Воспоминание было до того неожиданно, что он продолжал:
«Сердце мое привязано к вам всеми нежнейшими своими чувствами, а я беспрестанно от вас удаляюсь и буду удаляться!..»
Однако не прав был в его случае обольстительный Карамзин. К кому же он был так нежно привязан, как был привязан чувствительный автор «Писем русского путешественника»? Он удалялся и удался, он станет удаляться всё дальше, но те, кто остался, не теснили слезами измятое сердце и чрезмерно грустно, разнежено не становилось ему.
Он снова подумал, был ли Николай Михайлович в самом деле столь сентиментальным, столь умильно чувствительным человеком, каким выставил себя в своей прославленной книге, или не без таланта придумал свои знаменитые излияния:
«Милые друзья! Всегда, всегда о вас думаю, когда могу думать. Я ещё не выехал из России, но давно уже в чужих краях, потому что давно с вами расстался…»

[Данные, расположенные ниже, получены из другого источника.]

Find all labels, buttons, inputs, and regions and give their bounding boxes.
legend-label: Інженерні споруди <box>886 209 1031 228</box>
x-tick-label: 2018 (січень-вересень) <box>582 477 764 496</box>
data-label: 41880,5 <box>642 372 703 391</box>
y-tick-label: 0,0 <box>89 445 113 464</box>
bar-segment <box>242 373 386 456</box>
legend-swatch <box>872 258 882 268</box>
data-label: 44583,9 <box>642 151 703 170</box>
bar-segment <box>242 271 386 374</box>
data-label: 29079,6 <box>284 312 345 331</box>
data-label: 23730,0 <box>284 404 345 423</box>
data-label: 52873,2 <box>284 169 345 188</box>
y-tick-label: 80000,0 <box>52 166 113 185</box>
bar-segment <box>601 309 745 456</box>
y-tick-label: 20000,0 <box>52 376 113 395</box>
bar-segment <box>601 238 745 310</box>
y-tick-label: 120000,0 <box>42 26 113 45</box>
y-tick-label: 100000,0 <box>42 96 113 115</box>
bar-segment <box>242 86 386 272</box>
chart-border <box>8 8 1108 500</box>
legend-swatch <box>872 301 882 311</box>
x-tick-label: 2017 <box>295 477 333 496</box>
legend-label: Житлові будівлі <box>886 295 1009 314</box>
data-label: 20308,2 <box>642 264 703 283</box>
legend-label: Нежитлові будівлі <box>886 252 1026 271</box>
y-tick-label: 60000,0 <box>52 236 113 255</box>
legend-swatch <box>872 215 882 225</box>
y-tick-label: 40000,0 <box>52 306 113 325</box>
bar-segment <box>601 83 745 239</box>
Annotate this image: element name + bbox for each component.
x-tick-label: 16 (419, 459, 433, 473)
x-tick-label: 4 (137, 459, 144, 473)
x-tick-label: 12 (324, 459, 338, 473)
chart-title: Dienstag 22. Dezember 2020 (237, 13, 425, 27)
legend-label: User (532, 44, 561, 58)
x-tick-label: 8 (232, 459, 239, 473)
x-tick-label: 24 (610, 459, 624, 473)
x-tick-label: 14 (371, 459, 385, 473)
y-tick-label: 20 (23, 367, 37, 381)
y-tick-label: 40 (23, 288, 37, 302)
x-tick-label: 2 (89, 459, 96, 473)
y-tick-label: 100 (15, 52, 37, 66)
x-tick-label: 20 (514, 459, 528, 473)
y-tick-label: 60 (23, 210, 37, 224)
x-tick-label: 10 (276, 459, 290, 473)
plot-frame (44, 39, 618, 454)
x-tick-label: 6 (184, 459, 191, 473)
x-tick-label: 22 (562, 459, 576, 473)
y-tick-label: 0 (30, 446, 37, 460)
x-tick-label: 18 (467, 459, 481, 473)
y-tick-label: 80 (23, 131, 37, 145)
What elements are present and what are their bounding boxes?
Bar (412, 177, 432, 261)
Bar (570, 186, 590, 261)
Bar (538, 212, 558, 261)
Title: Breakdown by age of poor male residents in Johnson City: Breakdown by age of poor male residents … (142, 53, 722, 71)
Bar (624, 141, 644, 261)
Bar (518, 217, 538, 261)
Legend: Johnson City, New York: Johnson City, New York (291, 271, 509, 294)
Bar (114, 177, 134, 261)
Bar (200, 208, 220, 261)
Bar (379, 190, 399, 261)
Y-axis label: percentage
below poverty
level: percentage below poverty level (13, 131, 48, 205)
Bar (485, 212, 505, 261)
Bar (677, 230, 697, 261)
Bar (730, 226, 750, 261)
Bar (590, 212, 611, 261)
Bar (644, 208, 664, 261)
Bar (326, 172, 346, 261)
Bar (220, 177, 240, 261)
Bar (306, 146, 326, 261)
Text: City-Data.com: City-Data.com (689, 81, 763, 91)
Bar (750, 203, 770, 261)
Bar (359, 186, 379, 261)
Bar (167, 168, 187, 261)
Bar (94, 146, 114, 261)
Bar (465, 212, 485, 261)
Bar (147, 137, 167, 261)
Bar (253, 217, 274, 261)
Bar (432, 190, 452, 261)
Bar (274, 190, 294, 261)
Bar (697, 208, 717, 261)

Неужели все эти чувства только описаны обыкновенным гусиным пером, а в действительности их автор не испытывал решительно ничего? Сам он подобные необыкновенные чувства испытывал лишь в самой ранней, бессмысленной юности, может быть, именно потому, что зачитывался Карамзиным до распухания глаз и промоченных слезами платков. С годами его чувства, как и понимание жизни, становились всё прозаичней, всё проще, всё холодней. Вот и он ещё не выехал из России, однако в чужих краях ещё не был и с друзьями расстался давно.
Иные мысли, иные чувства теснили его. Странно, что решительно ни один человек не приметил, что его путевые записки о мирном плавании на старом фрегате «Паллада» тоже были письмами, именно письмами русского путешественника. Это была посильная дань его преклонения перед прежним вождем гуманизма, это была и шутливая пародия на него.
Лицо его стало меланхолично-спокойным. Он сидел неподвижно и точно дремал.
Удивительно, до чего ж неприметлива критика… Впрочем, дивиться чему? Много ли критиков понимает искусство, к тому же критик непременно судит нас по известным, давно избитым канонам, тогда как талант извечно выламывается из них, выдирается, обновляет, создает то, чего до него не бывало, где же критикам угнаться за ним?.. Впрочем, и это всё пустяки…
Отмахнувшись от праздных заметок анализа, он исподтишка наблюдал за своими соседями.
Рядом с ним колыхался ряболицый толстяк. Пушистые бакенбарды сходились под двойным подбородком. Высоченный цилиндр своими размерами превзошел бы, пожалуй, ведро.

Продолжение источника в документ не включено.